La instantánea de la noche del viernes, luego de horas de negociaciones y tironeos, drenó en una fórmula desigual de la unidad. Decidido a preservar el FdT, Fernández atendió las demandas y sugerencias de su vice: no solo corrió a Cafiero y nombró a Manzur, sino que además consiguió que Juan Pablo Biondi -a quien le dedicó varios párrafos incendiarios- dejara la vocería. Como coronación, su hombre en la Casa Rosada, De Pedro fue confirmado como ministro del Interior a pesar de su renuncia intempestiva el último miércoles.

“Wado” fue, durante el viernes, el negociador de la vicepresidenta mientras Cafiero fue el interlocutor que puso el Presidente. En el cierre del acuerdo, perdió Felipe Solá porque su cargo en la Cancillería, Fernández lo reclamó para contener en el gabinete a su ministro más cercano.

“El mejor gabinete posible” que buscaron los Fernández para “salir de la crisis”, luego de 48 horas sin diálogo, operaciones cruzadas y una carta puro TNT político, tiene el sello de los pedidos/reclamos de la vice que, en el revoleo solo “entregó” un ministro: Roberto Salvarezza de Ciencia y Tecnología, que será reemplazado por Daniel Filmus. Al margen de eso, en el juego de avances y retrocesos logra a su vez la salida de otras dos figuras objetadas por el dispositivo K: Sabina Frederic de Seguridad y Nicolás Trotta de Educación.

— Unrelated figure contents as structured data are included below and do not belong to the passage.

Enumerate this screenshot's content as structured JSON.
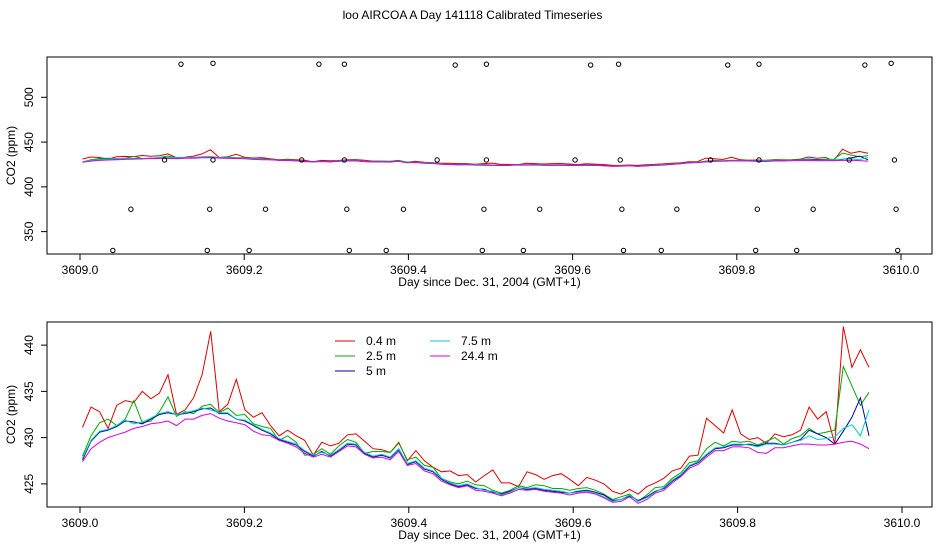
{
  "title": "loo AIRCOA A  Day 141118  Calibrated Timeseries",
  "chart_data": [
    {
      "type": "scatter+line",
      "xlabel": "Day since Dec. 31, 2004 (GMT+1)",
      "ylabel": "CO2 (ppm)",
      "xlim": [
        3609.0,
        3610.0
      ],
      "ylim": [
        325,
        545
      ],
      "xticks": [
        "3609.0",
        "3609.2",
        "3609.4",
        "3609.6",
        "3609.8",
        "3610.0"
      ],
      "yticks": [
        "350",
        "400",
        "450",
        "500"
      ],
      "xtick_values": [
        3609.0,
        3609.2,
        3609.4,
        3609.6,
        3609.8,
        3610.0
      ],
      "ytick_values": [
        350,
        400,
        450,
        500
      ],
      "grid": false,
      "reference_points": [
        {
          "x": 3609.123,
          "y": 537
        },
        {
          "x": 3609.162,
          "y": 538
        },
        {
          "x": 3609.291,
          "y": 537
        },
        {
          "x": 3609.322,
          "y": 537
        },
        {
          "x": 3609.457,
          "y": 536
        },
        {
          "x": 3609.495,
          "y": 537
        },
        {
          "x": 3609.622,
          "y": 536
        },
        {
          "x": 3609.656,
          "y": 537
        },
        {
          "x": 3609.789,
          "y": 536
        },
        {
          "x": 3609.827,
          "y": 537
        },
        {
          "x": 3609.956,
          "y": 536
        },
        {
          "x": 3609.988,
          "y": 538
        },
        {
          "x": 3609.04,
          "y": 329
        },
        {
          "x": 3609.062,
          "y": 375
        },
        {
          "x": 3609.103,
          "y": 430
        },
        {
          "x": 3609.155,
          "y": 329
        },
        {
          "x": 3609.158,
          "y": 375
        },
        {
          "x": 3609.162,
          "y": 430
        },
        {
          "x": 3609.206,
          "y": 329
        },
        {
          "x": 3609.226,
          "y": 375
        },
        {
          "x": 3609.27,
          "y": 430
        },
        {
          "x": 3609.322,
          "y": 430
        },
        {
          "x": 3609.325,
          "y": 375
        },
        {
          "x": 3609.328,
          "y": 329
        },
        {
          "x": 3609.373,
          "y": 329
        },
        {
          "x": 3609.394,
          "y": 375
        },
        {
          "x": 3609.435,
          "y": 430
        },
        {
          "x": 3609.49,
          "y": 329
        },
        {
          "x": 3609.492,
          "y": 375
        },
        {
          "x": 3609.495,
          "y": 430
        },
        {
          "x": 3609.54,
          "y": 329
        },
        {
          "x": 3609.56,
          "y": 375
        },
        {
          "x": 3609.603,
          "y": 430
        },
        {
          "x": 3609.658,
          "y": 430
        },
        {
          "x": 3609.66,
          "y": 375
        },
        {
          "x": 3609.662,
          "y": 329
        },
        {
          "x": 3609.708,
          "y": 329
        },
        {
          "x": 3609.727,
          "y": 375
        },
        {
          "x": 3609.768,
          "y": 430
        },
        {
          "x": 3609.823,
          "y": 329
        },
        {
          "x": 3609.825,
          "y": 375
        },
        {
          "x": 3609.827,
          "y": 430
        },
        {
          "x": 3609.873,
          "y": 329
        },
        {
          "x": 3609.893,
          "y": 375
        },
        {
          "x": 3609.937,
          "y": 430
        },
        {
          "x": 3609.992,
          "y": 430
        },
        {
          "x": 3609.994,
          "y": 375
        },
        {
          "x": 3609.996,
          "y": 329
        }
      ]
    },
    {
      "type": "line",
      "xlabel": "Day since Dec. 31, 2004 (GMT+1)",
      "ylabel": "CO2 (ppm)",
      "xlim": [
        3609.0,
        3610.0
      ],
      "ylim": [
        422.5,
        442.5
      ],
      "xticks": [
        "3609.0",
        "3609.2",
        "3609.4",
        "3609.6",
        "3609.8",
        "3610.0"
      ],
      "yticks": [
        "425",
        "430",
        "435",
        "440"
      ],
      "xtick_values": [
        3609.0,
        3609.2,
        3609.4,
        3609.6,
        3609.8,
        3610.0
      ],
      "ytick_values": [
        425,
        430,
        435,
        440
      ],
      "grid": false,
      "legend": {
        "placement": "top-left"
      },
      "x_start": 3609.003,
      "x_step": 0.0104,
      "series": [
        {
          "name": "0.4 m",
          "color": "#dd0000",
          "values": [
            431.1,
            433.3,
            432.8,
            431.0,
            433.5,
            434.0,
            433.8,
            435.0,
            434.2,
            434.8,
            436.8,
            432.5,
            433.0,
            434.3,
            436.8,
            441.5,
            432.8,
            433.6,
            436.3,
            433.0,
            432.2,
            432.7,
            431.3,
            430.2,
            430.8,
            430.2,
            429.7,
            428.1,
            429.5,
            429.1,
            429.4,
            430.3,
            430.4,
            429.6,
            428.8,
            428.7,
            428.4,
            429.5,
            427.5,
            428.6,
            427.5,
            426.8,
            426.3,
            426.4,
            425.9,
            426.0,
            425.2,
            425.9,
            426.5,
            425.1,
            425.1,
            424.7,
            426.3,
            426.0,
            425.5,
            425.9,
            426.1,
            425.5,
            424.8,
            425.7,
            425.4,
            425.0,
            424.2,
            423.9,
            424.4,
            423.9,
            424.7,
            425.1,
            425.6,
            426.4,
            426.7,
            428.0,
            428.1,
            432.1,
            431.3,
            430.5,
            433.0,
            430.4,
            429.8,
            430.0,
            429.4,
            430.4,
            430.1,
            430.3,
            430.8,
            433.3,
            432.0,
            432.8,
            429.3,
            442.0,
            437.6,
            439.5,
            437.6
          ]
        },
        {
          "name": "2.5 m",
          "color": "#00aa00",
          "values": [
            428.0,
            430.2,
            431.6,
            432.0,
            431.3,
            432.0,
            434.0,
            431.6,
            431.8,
            432.8,
            434.4,
            432.3,
            432.8,
            432.6,
            433.4,
            433.6,
            432.7,
            433.2,
            432.4,
            432.5,
            431.5,
            431.2,
            431.0,
            429.7,
            430.2,
            429.5,
            428.1,
            428.2,
            428.8,
            428.2,
            429.1,
            429.8,
            429.5,
            428.3,
            428.5,
            428.5,
            428.4,
            429.4,
            427.6,
            427.9,
            427.0,
            426.8,
            425.6,
            425.2,
            425.0,
            425.3,
            424.9,
            424.8,
            424.3,
            424.0,
            424.3,
            424.8,
            424.6,
            424.9,
            424.8,
            424.5,
            424.5,
            424.3,
            424.5,
            424.6,
            424.3,
            423.9,
            423.3,
            423.6,
            423.9,
            423.1,
            423.8,
            424.6,
            424.7,
            425.6,
            426.2,
            427.3,
            427.5,
            428.8,
            429.5,
            429.1,
            429.6,
            429.5,
            429.6,
            429.2,
            429.6,
            430.0,
            429.3,
            429.9,
            430.2,
            431.0,
            430.4,
            430.6,
            430.8,
            437.7,
            435.6,
            433.5,
            434.9
          ]
        },
        {
          "name": "5 m",
          "color": "#00009e",
          "values": [
            427.6,
            429.6,
            430.6,
            430.8,
            431.2,
            431.8,
            431.7,
            431.5,
            432.0,
            432.5,
            432.7,
            432.5,
            432.6,
            432.8,
            433.1,
            433.2,
            432.6,
            432.6,
            432.0,
            431.8,
            431.3,
            430.8,
            430.4,
            429.8,
            429.5,
            429.2,
            428.5,
            428.0,
            428.5,
            428.0,
            428.6,
            429.3,
            429.2,
            428.3,
            427.9,
            428.1,
            427.8,
            428.7,
            427.1,
            427.4,
            426.6,
            426.3,
            425.5,
            425.0,
            424.7,
            424.9,
            424.5,
            424.4,
            424.1,
            423.9,
            424.2,
            424.6,
            424.4,
            424.5,
            424.3,
            424.2,
            424.1,
            424.0,
            424.2,
            424.3,
            424.1,
            423.8,
            423.2,
            423.3,
            423.7,
            423.2,
            423.6,
            424.2,
            424.5,
            425.3,
            425.9,
            426.9,
            427.3,
            428.1,
            428.8,
            428.9,
            429.2,
            429.2,
            429.3,
            429.1,
            429.4,
            429.4,
            429.2,
            429.5,
            429.8,
            430.8,
            430.4,
            430.0,
            429.3,
            430.7,
            432.2,
            434.3,
            430.2
          ]
        },
        {
          "name": "7.5 m",
          "color": "#00cccc",
          "values": [
            427.8,
            429.7,
            430.7,
            430.9,
            431.3,
            431.9,
            431.5,
            431.7,
            432.1,
            432.6,
            432.8,
            432.5,
            432.7,
            432.9,
            433.2,
            433.0,
            432.7,
            432.7,
            432.0,
            431.9,
            431.4,
            430.9,
            430.5,
            429.9,
            429.6,
            429.3,
            428.6,
            428.1,
            428.4,
            428.1,
            428.7,
            429.4,
            429.3,
            428.4,
            428.0,
            428.2,
            427.9,
            428.8,
            427.2,
            427.5,
            426.7,
            426.4,
            425.6,
            425.1,
            424.8,
            425.0,
            424.6,
            424.3,
            424.2,
            423.8,
            424.1,
            424.6,
            424.5,
            424.6,
            424.4,
            424.3,
            424.2,
            424.0,
            424.1,
            424.2,
            424.0,
            423.6,
            423.1,
            423.3,
            423.8,
            423.1,
            423.5,
            424.1,
            424.6,
            425.4,
            426.0,
            427.0,
            427.4,
            428.2,
            428.9,
            429.0,
            429.3,
            429.3,
            429.2,
            429.0,
            429.3,
            429.3,
            429.2,
            429.5,
            429.7,
            430.2,
            429.8,
            429.9,
            430.1,
            431.0,
            431.4,
            430.2,
            433.0
          ]
        },
        {
          "name": "24.4 m",
          "color": "#dd00dd",
          "values": [
            427.4,
            428.8,
            429.5,
            430.0,
            430.3,
            430.6,
            431.0,
            431.2,
            431.5,
            431.6,
            431.8,
            431.3,
            432.0,
            432.0,
            432.4,
            432.6,
            432.1,
            431.8,
            431.6,
            431.4,
            430.7,
            430.3,
            430.2,
            429.7,
            429.4,
            429.0,
            428.3,
            427.9,
            428.2,
            427.9,
            428.5,
            429.1,
            429.0,
            428.2,
            427.8,
            427.9,
            427.6,
            428.5,
            427.0,
            427.2,
            426.4,
            426.1,
            425.3,
            424.9,
            424.6,
            424.8,
            424.3,
            424.2,
            424.0,
            423.7,
            424.0,
            424.4,
            424.3,
            424.4,
            424.2,
            424.1,
            424.0,
            423.8,
            424.0,
            424.1,
            423.9,
            423.5,
            423.0,
            423.1,
            423.6,
            422.9,
            423.3,
            424.0,
            424.3,
            425.1,
            425.8,
            426.7,
            427.1,
            427.9,
            428.6,
            428.6,
            429.0,
            429.0,
            428.9,
            428.4,
            428.3,
            428.9,
            428.9,
            429.1,
            429.3,
            429.3,
            429.2,
            429.2,
            429.3,
            429.5,
            429.6,
            429.3,
            428.8
          ]
        }
      ]
    }
  ]
}
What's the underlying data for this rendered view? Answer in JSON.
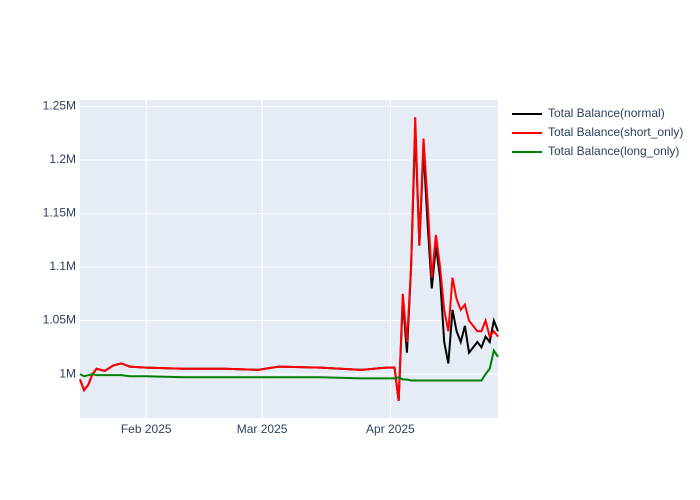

“Se peronizó el gabinete”, se celebró muy tarde, el viernes, en un búnker del peronismo por la llegada de figuras con historia y varias batallas encima como Aníbal Fernández y Julián Domínguez. Pero en particular, por el desembarco de un gobernador como Manzur. En la cuenta de almacenero de la política, Fernández retuvo a Martín Guzmán y a Matías Kulfas, dos figuras -más allá de la posterior aclaración de la vice- estuvieron bajo fuego K.

En algunos recambios se aplica el mandamiento político de que el que saca, no pone. Ni Aníbal Fernández, que vuelve a Seguridad, ni Jaime Perzyck que se hace cargo de Educación, son del sistema CFK. Forman parte, en cierto modo, de una zona neutral, la industria del peronismo que no reniega pero tampoco reporta a Cristina pero que, en un detalle más sutil, ha tenido chispazos con La Cámpora.

El regreso de Julián Domínguez, a un cargo que ocupó en 2009 luego del conflicto por la 125, significa la salida de uno de los pocos ministros que reportaban al interior, el formoseño Luis Basterra, un hombre del gobernador Gildo Insfrán. En el nuevo gabinete, Domínguez se reencontrará con Aníbal F., con quien se enfrentó en la PASO por la candidatura a gobernador bonaerense en el 2015, disputa que derivó en una guerra de guerrillas que recién se reconstruyó en los últimos meses.

Anoche, desde el entorno presidencial se transmitía que el acuerdo por el Gabinete permitió lograr lo que era una prioridad: la unidad del Frente de Todos (FdT) pero, además, incorporar actores con más volumen. En particular, el ingreso de un gobernador del PJ como Manzur, uno de los pocos que ganó en su provincia el último domingo. El tucumano estrenará este sábado en La Rioja su cargo en un almuerzo con gobernadores del PJ del que participará Fernández.